Python: Extract names and values from HTML tags

Dogs · 02-10-2011, 08:33 AM

I'm working on a project at work to automate sending e-mails to customers.

Everything is in place except my ability to extract the useful data from HTML tags to use in the formation of the POST.

Code:

      <td width="25%" bgcolor="bisque"><b><font color="blue">From</font></b></td>
      <td width="25%" bgcolor="bisque"><input type="text" name="TechName" value='MY NAME'></td>
      <td width="25%" bgcolor="bisque"><input type="text" name="TechEmail" style="background-color: #FFFF00" size="30" value='MY EMAIL ADDRESS'></td>
      <td width="25%" bgcolor="bisque"><input type="text" name="TechPhone" size="30" value='MY PHONE NUMBER'></td>

I want to disregard everything but the bolded portions.

so I need to figure out how I can copy the thing in quotes after name=, and then the thing in quotes after value, for each occurence in the file, and some of these items may not be contained on the same line. (perhaps though, with beautiful soup, they would be.)

There are 10 or so standard values that I have to collect that show up only once per e-mail.

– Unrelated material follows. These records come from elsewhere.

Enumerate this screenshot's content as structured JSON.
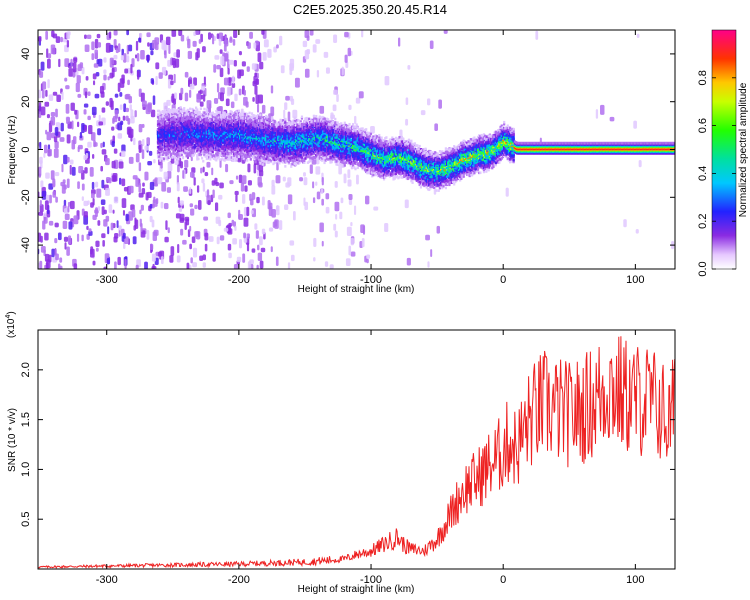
{
  "title": "C2E5.2025.350.20.45.R14",
  "chart_data": [
    {
      "type": "heatmap",
      "xlabel": "Height of straight line (km)",
      "ylabel": "Frequency (Hz)",
      "xlim": [
        -352,
        130
      ],
      "ylim": [
        -50,
        50
      ],
      "xticks": [
        -300,
        -200,
        -100,
        0,
        100
      ],
      "yticks": [
        -40,
        -20,
        0,
        20,
        40
      ],
      "colorbar": {
        "label": "Normalized spectral amplitude",
        "range": [
          0,
          1
        ],
        "ticks": [
          0.0,
          0.2,
          0.4,
          0.6,
          0.8
        ]
      },
      "ridge": {
        "x": [
          -260,
          -240,
          -220,
          -200,
          -180,
          -160,
          -140,
          -120,
          -110,
          -100,
          -90,
          -80,
          -70,
          -60,
          -50,
          -40,
          -30,
          -20,
          -10,
          -5,
          0,
          5,
          10,
          130
        ],
        "frequency": [
          6,
          7,
          6,
          6,
          4,
          3,
          5,
          2,
          1,
          -2,
          -4,
          -3,
          -5,
          -8,
          -9,
          -7,
          -4,
          -2,
          -1,
          1,
          4,
          2,
          0.5,
          0.5
        ]
      },
      "grid": false
    },
    {
      "type": "line",
      "xlabel": "Height of straight line (km)",
      "ylabel": "SNR (10 * v/v)",
      "yscale_label": "(x10",
      "yscale_exp": "4",
      "xlim": [
        -352,
        130
      ],
      "ylim": [
        0,
        24000
      ],
      "xticks": [
        -300,
        -200,
        -100,
        0,
        100
      ],
      "yticks": [
        5000,
        10000,
        15000,
        20000
      ],
      "ytick_labels": [
        "0.5",
        "1.0",
        "1.5",
        "2.0"
      ],
      "series": [
        {
          "color": "#ee2222",
          "x": [
            -352,
            -300,
            -250,
            -200,
            -150,
            -120,
            -110,
            -100,
            -90,
            -80,
            -75,
            -70,
            -60,
            -50,
            -40,
            -30,
            -20,
            -10,
            -5,
            0,
            5,
            10,
            15,
            20,
            30,
            40,
            50,
            60,
            70,
            80,
            90,
            100,
            110,
            120,
            125,
            130
          ],
          "y": [
            200,
            300,
            400,
            500,
            700,
            1000,
            1500,
            1800,
            2500,
            3200,
            2400,
            2000,
            1800,
            3000,
            5500,
            8000,
            9000,
            10500,
            11000,
            12000,
            13000,
            12000,
            13500,
            15000,
            16500,
            16000,
            15500,
            16000,
            17000,
            18500,
            17500,
            17000,
            17000,
            16000,
            14500,
            16500
          ]
        }
      ],
      "grid": false
    }
  ]
}
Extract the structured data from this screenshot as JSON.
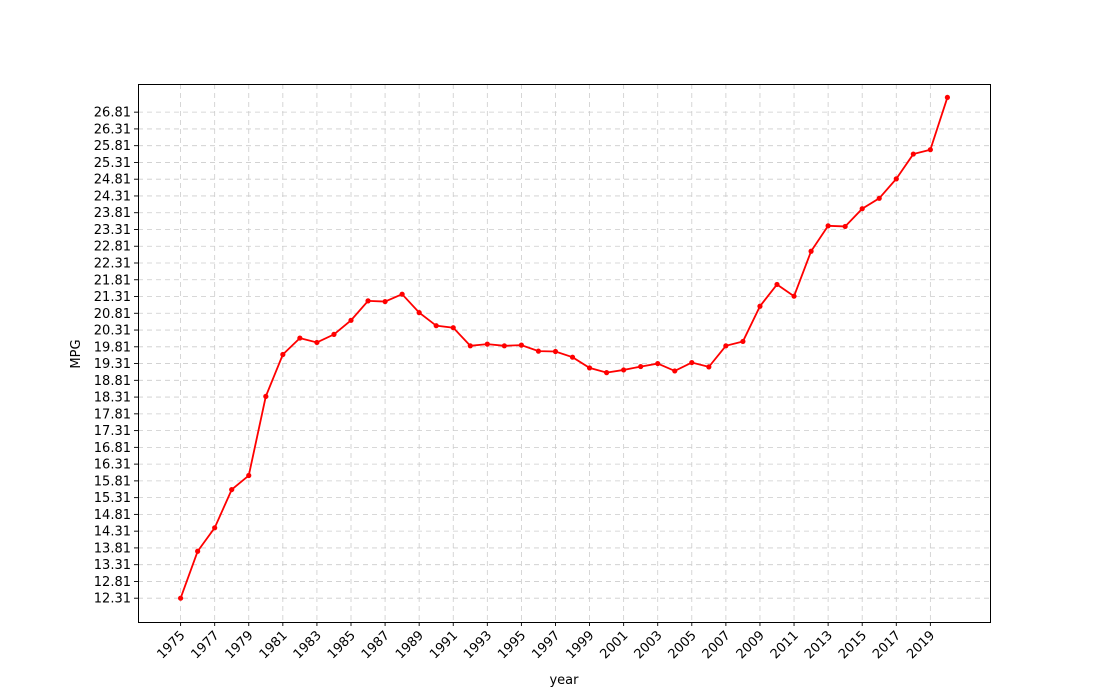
{
  "chart_data": {
    "type": "line",
    "title": "",
    "xlabel": "year",
    "ylabel": "MPG",
    "grid": true,
    "line_color": "#ff0000",
    "marker": "circle",
    "xlim": [
      1972.5,
      2022.5
    ],
    "ylim": [
      11.6,
      27.65
    ],
    "x_ticks": [
      1975,
      1977,
      1979,
      1981,
      1983,
      1985,
      1987,
      1989,
      1991,
      1993,
      1995,
      1997,
      1999,
      2001,
      2003,
      2005,
      2007,
      2009,
      2011,
      2013,
      2015,
      2017,
      2019
    ],
    "x_tick_labels": [
      "1975",
      "1977",
      "1979",
      "1981",
      "1983",
      "1985",
      "1987",
      "1989",
      "1991",
      "1993",
      "1995",
      "1997",
      "1999",
      "2001",
      "2003",
      "2005",
      "2007",
      "2009",
      "2011",
      "2013",
      "2015",
      "2017",
      "2019"
    ],
    "y_ticks": [
      12.31,
      12.81,
      13.31,
      13.81,
      14.31,
      14.81,
      15.31,
      15.81,
      16.31,
      16.81,
      17.31,
      17.81,
      18.31,
      18.81,
      19.31,
      19.81,
      20.31,
      20.81,
      21.31,
      21.81,
      22.31,
      22.81,
      23.31,
      23.81,
      24.31,
      24.81,
      25.31,
      25.81,
      26.31,
      26.81
    ],
    "y_tick_labels": [
      "12.31",
      "12.81",
      "13.31",
      "13.81",
      "14.31",
      "14.81",
      "15.31",
      "15.81",
      "16.31",
      "16.81",
      "17.31",
      "17.81",
      "18.31",
      "18.81",
      "19.31",
      "19.81",
      "20.31",
      "20.81",
      "21.31",
      "21.81",
      "22.31",
      "22.81",
      "23.31",
      "23.81",
      "24.31",
      "24.81",
      "25.31",
      "25.81",
      "26.31",
      "26.81"
    ],
    "x": [
      1975,
      1976,
      1977,
      1978,
      1979,
      1980,
      1981,
      1982,
      1983,
      1984,
      1985,
      1986,
      1987,
      1988,
      1989,
      1990,
      1991,
      1992,
      1993,
      1994,
      1995,
      1996,
      1997,
      1998,
      1999,
      2000,
      2001,
      2002,
      2003,
      2004,
      2005,
      2006,
      2007,
      2008,
      2009,
      2010,
      2011,
      2012,
      2013,
      2014,
      2015,
      2016,
      2017,
      2018,
      2019,
      2020
    ],
    "y": [
      12.31,
      13.71,
      14.41,
      15.55,
      15.97,
      18.33,
      19.58,
      20.07,
      19.94,
      20.18,
      20.6,
      21.18,
      21.16,
      21.38,
      20.83,
      20.44,
      20.38,
      19.84,
      19.89,
      19.84,
      19.86,
      19.68,
      19.67,
      19.5,
      19.18,
      19.04,
      19.12,
      19.22,
      19.31,
      19.09,
      19.34,
      19.21,
      19.84,
      19.97,
      21.02,
      21.67,
      21.32,
      22.66,
      23.42,
      23.4,
      23.93,
      24.24,
      24.82,
      25.56,
      25.69,
      27.25
    ]
  }
}
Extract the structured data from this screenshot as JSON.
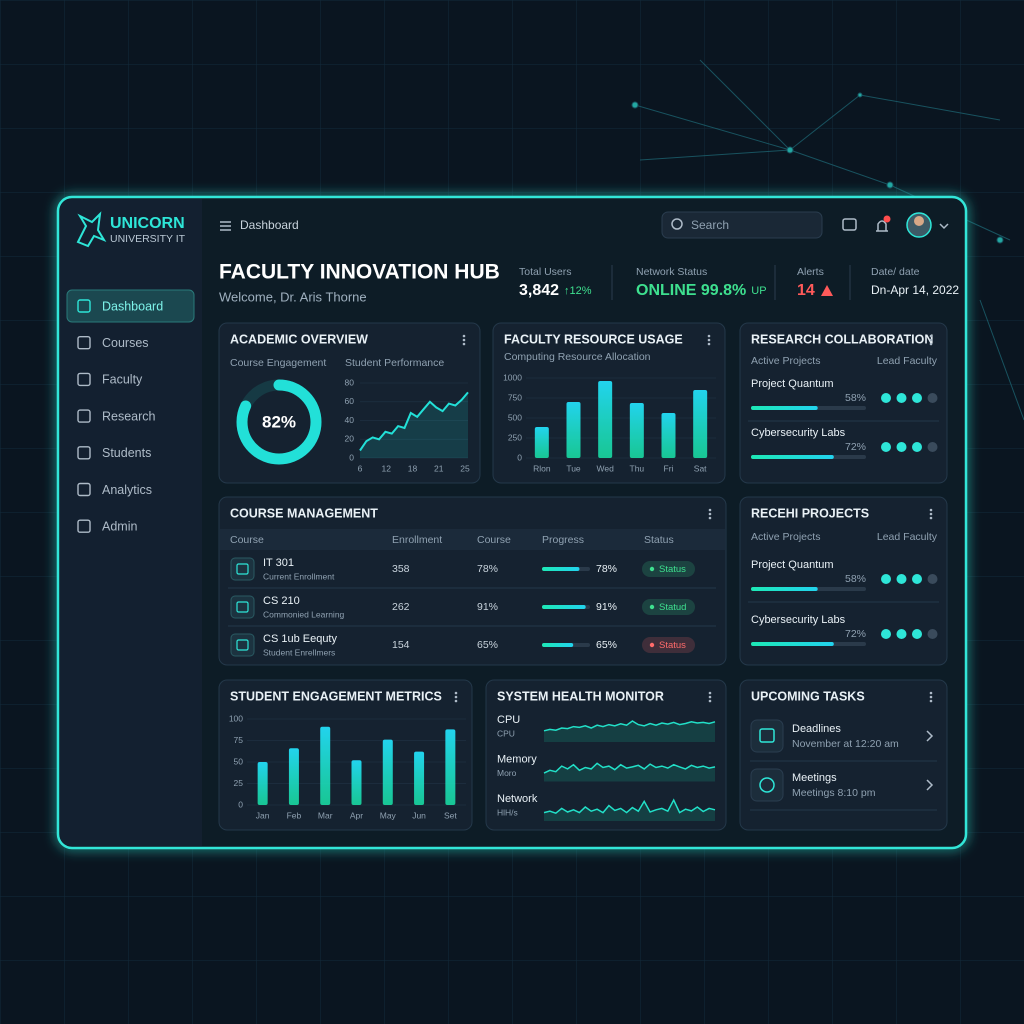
{
  "brand": {
    "name": "UNICORN",
    "subtitle": "UNIVERSITY IT"
  },
  "nav": {
    "items": [
      "Dashboard",
      "Courses",
      "Faculty",
      "Research",
      "Students",
      "Analytics",
      "Admin"
    ],
    "active": "Dashboard"
  },
  "topbar": {
    "breadcrumb": "Dashboard",
    "search_placeholder": "Search"
  },
  "header": {
    "title": "FACULTY INNOVATION HUB",
    "welcome": "Welcome, Dr. Aris Thorne"
  },
  "stats": [
    {
      "label": "Total Users",
      "value": "3,842",
      "change": "↑12%",
      "value_color": "#ffffff",
      "change_color": "#3ee08f"
    },
    {
      "label": "Network Status",
      "value": "ONLINE 99.8%",
      "change": "UP",
      "value_color": "#3ee08f",
      "change_color": "#3ee08f"
    },
    {
      "label": "Alerts",
      "value": "14",
      "value_color": "#ff5a5a"
    },
    {
      "label": "Date/ date",
      "value": "Dn-Apr 14, 2022",
      "value_color": "#e9f1f6"
    }
  ],
  "academic_overview": {
    "title": "ACADEMIC OVERVIEW",
    "engagement": {
      "type": "donut",
      "label": "Course Engagement",
      "value": 82,
      "value_label": "82%",
      "color": "#22e0d8"
    },
    "performance": {
      "type": "line",
      "label": "Student Performance",
      "categories": [
        "6",
        "12",
        "18",
        "21",
        "25"
      ],
      "values": [
        8,
        18,
        22,
        20,
        28,
        26,
        34,
        32,
        48,
        44,
        52,
        60,
        54,
        50,
        58,
        56,
        62,
        70
      ],
      "ylim": [
        0,
        80
      ],
      "yticks": [
        0,
        20,
        40,
        60,
        80
      ],
      "color": "#22e0d8"
    }
  },
  "faculty_resource": {
    "title": "FACULTY RESOURCE USAGE",
    "chart": {
      "type": "bar",
      "subtitle": "Computing Resource Allocation",
      "categories": [
        "Rlon",
        "Tue",
        "Wed",
        "Thu",
        "Fri",
        "Sat"
      ],
      "values": [
        387,
        700,
        962,
        687,
        562,
        850
      ],
      "ylim": [
        0,
        1000
      ],
      "yticks": [
        0,
        250,
        500,
        750,
        1000
      ],
      "color": "#22d3ee"
    }
  },
  "research": {
    "title": "RESEARCH COLLABORATION",
    "columns": [
      "Active Projects",
      "Lead Faculty"
    ],
    "items": [
      {
        "name": "Project Quantum",
        "progress": 58,
        "progress_label": "58%"
      },
      {
        "name": "Cybersecurity Labs",
        "progress": 72,
        "progress_label": "72%"
      }
    ]
  },
  "course_management": {
    "title": "COURSE MANAGEMENT",
    "columns": [
      "Course",
      "Enrollment",
      "Course",
      "Progress",
      "Status"
    ],
    "rows": [
      {
        "code": "IT 301",
        "desc": "Current Enrollment",
        "enrollment": "358",
        "course": "78%",
        "progress": 78,
        "progress_label": "78%",
        "status": "Status",
        "status_color": "#3ee08f"
      },
      {
        "code": "CS 210",
        "desc": "Commonied Learning",
        "enrollment": "262",
        "course": "91%",
        "progress": 91,
        "progress_label": "91%",
        "status": "Statud",
        "status_color": "#3ee08f"
      },
      {
        "code": "CS 1ub Eequty",
        "desc": "Student Enrellmers",
        "enrollment": "154",
        "course": "65%",
        "progress": 65,
        "progress_label": "65%",
        "status": "Status",
        "status_color": "#ff6b6b"
      }
    ]
  },
  "recent_projects": {
    "title": "RECEHI PROJECTS",
    "columns": [
      "Active Projects",
      "Lead Faculty"
    ],
    "items": [
      {
        "name": "Project Quantum",
        "progress": 58,
        "progress_label": "58%"
      },
      {
        "name": "Cybersecurity Labs",
        "progress": 72,
        "progress_label": "72%"
      }
    ]
  },
  "student_engagement": {
    "title": "STUDENT ENGAGEMENT METRICS",
    "chart": {
      "type": "bar",
      "categories": [
        "Jan",
        "Feb",
        "Mar",
        "Apr",
        "May",
        "Jun",
        "Set"
      ],
      "values": [
        50,
        66,
        91,
        52,
        76,
        62,
        88
      ],
      "ylim": [
        0,
        100
      ],
      "yticks": [
        0,
        25,
        50,
        75,
        100
      ],
      "color": "#22d3ee"
    }
  },
  "system_health": {
    "title": "SYSTEM HEALTH MONITOR",
    "rows": [
      {
        "name": "CPU",
        "sub": "CPU",
        "type": "sparkline",
        "values": [
          40,
          45,
          42,
          50,
          48,
          55,
          52,
          58,
          50,
          60,
          55,
          62,
          58,
          65,
          60,
          75,
          62,
          58,
          66,
          60,
          68,
          64,
          70,
          62,
          66,
          72,
          68,
          70,
          66,
          72
        ]
      },
      {
        "name": "Memory",
        "sub": "Moro",
        "type": "sparkline",
        "values": [
          30,
          40,
          35,
          55,
          45,
          60,
          40,
          50,
          45,
          65,
          50,
          55,
          42,
          60,
          48,
          52,
          58,
          45,
          62,
          50,
          55,
          48,
          60,
          52,
          45,
          58,
          50,
          55,
          48,
          52
        ]
      },
      {
        "name": "Network",
        "sub": "HlH/s",
        "type": "sparkline",
        "values": [
          30,
          35,
          28,
          45,
          32,
          40,
          30,
          50,
          35,
          42,
          30,
          55,
          38,
          45,
          30,
          48,
          35,
          70,
          32,
          40,
          45,
          35,
          75,
          30,
          42,
          36,
          50,
          34,
          45,
          40
        ]
      }
    ]
  },
  "upcoming_tasks": {
    "title": "UPCOMING TASKS",
    "items": [
      {
        "name": "Deadlines",
        "detail": "November at 12:20 am"
      },
      {
        "name": "Meetings",
        "detail": "Meetings 8:10 pm"
      }
    ]
  }
}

Then there is a looping section which contains incremented IDs along with associated content, following that same name="" value =' ' structure, but in some cases name and value are separated by other variables such as size and style, which I do not need (and these are the cases where one line may not contain both the name and the value).

How can I do multi-line searching in Python, and what is a suitable way to tackle this problem?

My current idea is to accept that the values are in order all the time, and do string.find("value="), then step forward in the string to just after the =' and assign that section up to the next ' to the "name" field that represents the actual variable in the POST, but this is a Cish way of doing it with arrays and indexes and whatnot, and it still doesn't address the multiline issue. I'd rather be good at Python than good at making Python behave like C.

kurumi · 02-10-2011, 08:45 AM

and why are not using BeautifulSoup?

Dogs · 02-10-2011, 08:56 AM

Ok, I got acquainted with BeautifulSoup, but of a document that is appx 20kb, only the first 1kb or so is utilized...

Is there a tag or something in there that makes BeautifulSoup stop?